Mulhouse – Côme : les pizze et la citronnelle

La deuxième étape nous emmène vers l’Italie, en passant par la Suisse. 360 km à travers les montagnes et les tunnels, dont le fameux Gothard, 17 km de long, toutes fenêtres fermées. Au milieu du tunnel, la température culmine à 39,5°C, soit 5 degrés de plus qu’en extérieur. Impressionnant !

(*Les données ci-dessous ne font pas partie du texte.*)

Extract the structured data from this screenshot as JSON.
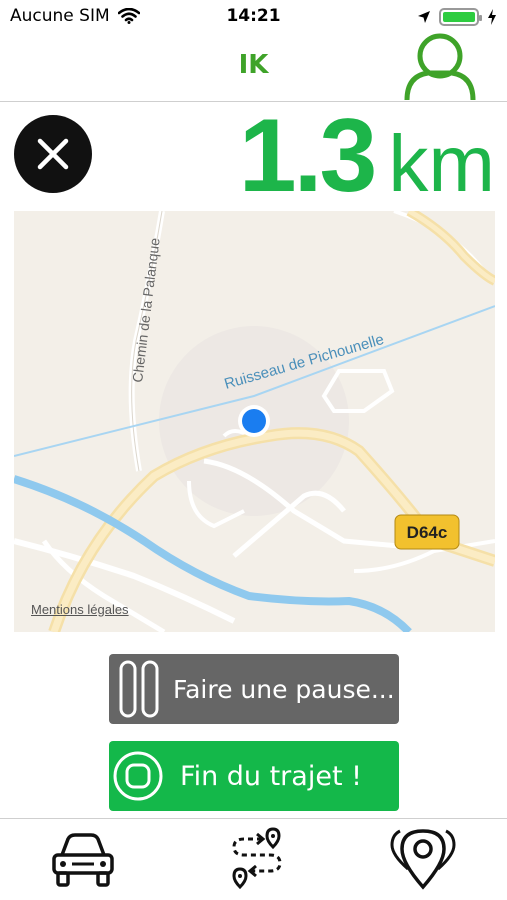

Sur la route, nous ferons un arrêt dans la station essence que je place tout en haut du classement de mon top 5 : la station Gothard, justement. Armature bois, des toilettes plus belles que certains saunas, d’une propreté et d’une classe folles. Ce qui fit dire à Peter Pan qu’on y passerait bien la nuit, mais… non.

Les paysages sont magnifiques,tout du long du trajet. Entre sommets enneigés et lacs étincelants, on en prend plein la vue !

Une fois la frontière italienne franchie, nous devons composer avec deux difficultés : la circulation est dense, et nous perdons pas mal de temps dans les bouchons en arrivant au bord du lac de Côme. Et les Italiens respectent décidément le code de la route avec beaucoup d’à peu près. Sur l’autoroute, Sam jongle avec les bandes, et on s’adapte. Sur les ruelles étroites qui longent le lac, c’est plus stressant !

Côme s’offre enfin à nous, derrière ses murailles anciennes. Au centre, surplombant les ruelles, le Duomo offre une façade absolument éblouissante. D’époque Renaissance, cette merveille est dans un état de propreté et de conservation vraiment exceptionnel. Les statuaires qui ornent la façade sont à l’abri derrière des coffres de verre, et le patchwork de marbre qui habille la façade est du plus bel effet.

Quelques pas plus loin, le port nous offre un spectacle paisible, et une balade plaisante à l’ombre des feuillus, judicieusement placés pour rendre le temps presque supportable. Il fait 34,5°C, et nous résisterons à peine quelques minutes à l’appel des gelati du glacier Cavour, sur la place du même nom. On vous recommande les lieux, le prix est raisonnable et le choix difficile !

On se laisse volontiers errer dans les rues piétonnes, aux vitrines charmantes, mais il nous reste une petite heure de route pour atteindre la halte du soir : un micro camping planté au bord du Lac, à Onno, et dont l’accueil est installé dans un ancien four à briques, reconverti en four à pizze pour les campeurs et les gourmets du coin. A peine la tente montée, et les orteils des ados plongés dans l’eau du lac -il y a aussi une plage privée-, nous partons goûter aux spécialités locales. Juste pour vous donner l’eau à la bouche… Fiona a dégusté un risotto aux artichauts, tandis que Peter Pan, Sam et moi avons opté pour des pizze 4 Stagioni, speck e zola, et prosciutto e funghi… immenses, savoureuses, légères… Un bonheur. Nous avons mangé à 4 pour 42 euros, vin d’anniversaire et double littre d’eau compris. Franchement, un petit coin de paradis, vivement recommandé.

Après une nuit relativement calme – on vous évite le récit détaillé de l’huile anti-moustique qui se renverse dans la pharmacie, de mes difficultés à gérer la chaleur et du chat qui miaulait à 2h du matin-, nous prenons la route vers une de mes villes préférées en Italie, celle de mon premier voyage en solo sac à dos, à 20 ans… Bologne.